Question

A girl calculates that the probability of her winning the first prize in a lottery is 0.08. If 6000 tickets are sold, how many tickets has she bought?
A.40
B.240
C.480
D.750

Answer 1

Hint: In the above question we will use the basic concept of probability.

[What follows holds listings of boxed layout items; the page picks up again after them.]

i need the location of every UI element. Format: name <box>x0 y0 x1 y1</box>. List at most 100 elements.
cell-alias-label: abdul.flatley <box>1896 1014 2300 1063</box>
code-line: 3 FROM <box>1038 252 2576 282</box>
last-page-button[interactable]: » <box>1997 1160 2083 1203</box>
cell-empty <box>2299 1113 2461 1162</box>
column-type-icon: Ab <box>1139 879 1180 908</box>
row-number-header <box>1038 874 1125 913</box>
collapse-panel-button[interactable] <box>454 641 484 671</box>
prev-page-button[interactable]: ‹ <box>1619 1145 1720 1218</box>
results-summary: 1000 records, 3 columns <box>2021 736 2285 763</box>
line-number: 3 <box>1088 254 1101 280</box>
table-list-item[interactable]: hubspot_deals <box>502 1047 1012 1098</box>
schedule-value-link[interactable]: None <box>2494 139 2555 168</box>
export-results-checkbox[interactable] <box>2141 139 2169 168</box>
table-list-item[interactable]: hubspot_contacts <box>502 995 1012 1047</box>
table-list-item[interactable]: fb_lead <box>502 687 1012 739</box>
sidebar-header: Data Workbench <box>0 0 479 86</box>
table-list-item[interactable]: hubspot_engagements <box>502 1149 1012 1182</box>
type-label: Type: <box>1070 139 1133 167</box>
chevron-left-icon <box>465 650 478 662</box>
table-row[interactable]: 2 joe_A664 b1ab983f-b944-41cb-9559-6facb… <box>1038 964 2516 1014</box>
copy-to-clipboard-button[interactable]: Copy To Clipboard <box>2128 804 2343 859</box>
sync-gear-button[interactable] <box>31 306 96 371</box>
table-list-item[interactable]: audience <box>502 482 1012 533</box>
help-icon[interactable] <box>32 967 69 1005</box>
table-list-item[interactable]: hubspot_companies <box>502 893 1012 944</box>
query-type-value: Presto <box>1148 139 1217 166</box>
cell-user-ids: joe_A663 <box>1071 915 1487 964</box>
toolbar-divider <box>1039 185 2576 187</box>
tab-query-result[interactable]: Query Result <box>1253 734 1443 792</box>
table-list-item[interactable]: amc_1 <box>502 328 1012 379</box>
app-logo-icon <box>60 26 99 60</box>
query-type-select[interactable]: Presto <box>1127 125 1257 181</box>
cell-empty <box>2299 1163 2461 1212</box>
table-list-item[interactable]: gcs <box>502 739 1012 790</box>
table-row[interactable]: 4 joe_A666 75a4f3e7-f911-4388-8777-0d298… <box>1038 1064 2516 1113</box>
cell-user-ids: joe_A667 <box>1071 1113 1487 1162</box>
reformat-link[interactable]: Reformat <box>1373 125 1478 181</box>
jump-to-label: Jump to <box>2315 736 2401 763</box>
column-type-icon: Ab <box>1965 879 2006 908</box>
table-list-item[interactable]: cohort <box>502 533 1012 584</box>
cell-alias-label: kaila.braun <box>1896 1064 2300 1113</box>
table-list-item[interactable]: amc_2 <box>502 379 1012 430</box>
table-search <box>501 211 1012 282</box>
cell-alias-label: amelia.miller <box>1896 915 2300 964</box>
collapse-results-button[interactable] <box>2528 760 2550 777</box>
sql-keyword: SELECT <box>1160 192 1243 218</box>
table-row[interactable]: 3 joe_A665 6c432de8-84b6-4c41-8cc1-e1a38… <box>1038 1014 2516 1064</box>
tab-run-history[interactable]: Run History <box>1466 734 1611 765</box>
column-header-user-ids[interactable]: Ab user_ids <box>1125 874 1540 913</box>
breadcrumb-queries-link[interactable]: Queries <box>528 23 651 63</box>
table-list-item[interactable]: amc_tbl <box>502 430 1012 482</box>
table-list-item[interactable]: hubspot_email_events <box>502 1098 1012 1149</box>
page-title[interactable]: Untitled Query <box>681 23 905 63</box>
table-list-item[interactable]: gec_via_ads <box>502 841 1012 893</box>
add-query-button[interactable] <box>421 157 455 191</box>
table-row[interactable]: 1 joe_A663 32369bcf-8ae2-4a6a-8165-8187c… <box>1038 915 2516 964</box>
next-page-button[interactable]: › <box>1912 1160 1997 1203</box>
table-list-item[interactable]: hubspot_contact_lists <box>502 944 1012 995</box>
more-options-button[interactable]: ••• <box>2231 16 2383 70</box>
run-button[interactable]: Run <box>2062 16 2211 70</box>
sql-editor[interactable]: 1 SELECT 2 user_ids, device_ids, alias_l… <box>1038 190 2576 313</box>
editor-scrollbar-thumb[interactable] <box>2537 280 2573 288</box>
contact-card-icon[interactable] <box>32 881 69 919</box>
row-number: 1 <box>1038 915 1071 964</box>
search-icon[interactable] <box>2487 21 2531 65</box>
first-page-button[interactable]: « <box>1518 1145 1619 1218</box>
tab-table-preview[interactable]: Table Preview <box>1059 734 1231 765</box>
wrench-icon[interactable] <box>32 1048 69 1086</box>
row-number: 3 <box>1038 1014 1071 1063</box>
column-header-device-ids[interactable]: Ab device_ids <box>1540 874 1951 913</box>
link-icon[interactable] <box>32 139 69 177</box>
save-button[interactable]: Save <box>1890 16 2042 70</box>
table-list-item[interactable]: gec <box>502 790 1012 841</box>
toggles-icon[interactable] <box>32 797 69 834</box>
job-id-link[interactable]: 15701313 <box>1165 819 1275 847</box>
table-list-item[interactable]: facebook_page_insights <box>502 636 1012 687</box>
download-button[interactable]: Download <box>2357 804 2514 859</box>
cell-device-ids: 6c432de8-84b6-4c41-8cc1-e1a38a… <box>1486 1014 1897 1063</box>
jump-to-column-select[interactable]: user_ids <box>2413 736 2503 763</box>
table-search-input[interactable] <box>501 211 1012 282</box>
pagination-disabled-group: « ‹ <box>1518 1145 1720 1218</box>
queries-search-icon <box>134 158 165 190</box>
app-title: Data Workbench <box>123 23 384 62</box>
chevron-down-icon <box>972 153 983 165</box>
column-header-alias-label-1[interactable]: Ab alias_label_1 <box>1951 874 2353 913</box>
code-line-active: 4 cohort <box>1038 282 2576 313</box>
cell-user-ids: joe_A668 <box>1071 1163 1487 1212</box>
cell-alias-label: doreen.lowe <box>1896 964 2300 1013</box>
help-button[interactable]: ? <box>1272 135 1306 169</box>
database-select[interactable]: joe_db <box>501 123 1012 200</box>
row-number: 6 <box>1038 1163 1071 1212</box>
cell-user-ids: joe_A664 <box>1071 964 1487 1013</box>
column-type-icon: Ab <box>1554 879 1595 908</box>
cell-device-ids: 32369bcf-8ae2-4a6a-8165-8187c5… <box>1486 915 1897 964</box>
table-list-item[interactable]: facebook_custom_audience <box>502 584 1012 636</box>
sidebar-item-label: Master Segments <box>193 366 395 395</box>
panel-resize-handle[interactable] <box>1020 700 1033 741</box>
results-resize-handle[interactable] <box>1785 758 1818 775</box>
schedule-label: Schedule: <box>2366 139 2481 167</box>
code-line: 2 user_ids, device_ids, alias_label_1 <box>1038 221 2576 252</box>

And also, we use the basic formula of probability.
Probability of event happen P(E) = $\dfrac{{Number\,of\,favourable\,condition}}{{total\,number\,of\,outcomes}}$

Complete step-by-step answer:
Probability of winning the first prize P(E) = 0.08
Total number of tickets sold (T) = 6000
Now, let the number of tickets she bought = X
Then, P(E) = $\dfrac{X}{T}$
Where, X = number of tickets and T = total number of tickets sold
Putting the values in the formula:
We get, 0.08 = $\dfrac{X}{{6000}}$
$\Rightarrow$ X = 0.08 x 6000 (cross multiplying)
$\Rightarrow$ X = $\dfrac{8}{{100}} \times 6000$
$\Rightarrow$ X = 480
Therefore, number of tickets she bought = 480
The correct option is C.

Note: We can solve this question with an alternative method. Let’s see how we can solve it.
Probability of winning 1st prize = 0.08 =$\dfrac{8}{{100}}$
Probability of winning 1st prize = $\dfrac{{Number\,of\,tickets\,bought}}{{Total\,number\,of\,tickets}}$
Number of tickets bought = $\dfrac{8}{{100}} \times 6000$
$ \Rightarrow $480 tickets
Hence, she bought 480 tickets.
Probability means possibility. It is a branch of mathematics that deals with the occurrence of a random event. The probability of all the events in a sample space adds up to 1.
For example, when we toss a coin, either we get Head OR Tail, only two possible outcomes are possible (H, T). But if we toss coins in the air, there could be three possibilities of events to occur, such as both the coins show heads or both the coins shows tails or one shows heads and one tails, i.e. (H, H), (H, T), (T, T).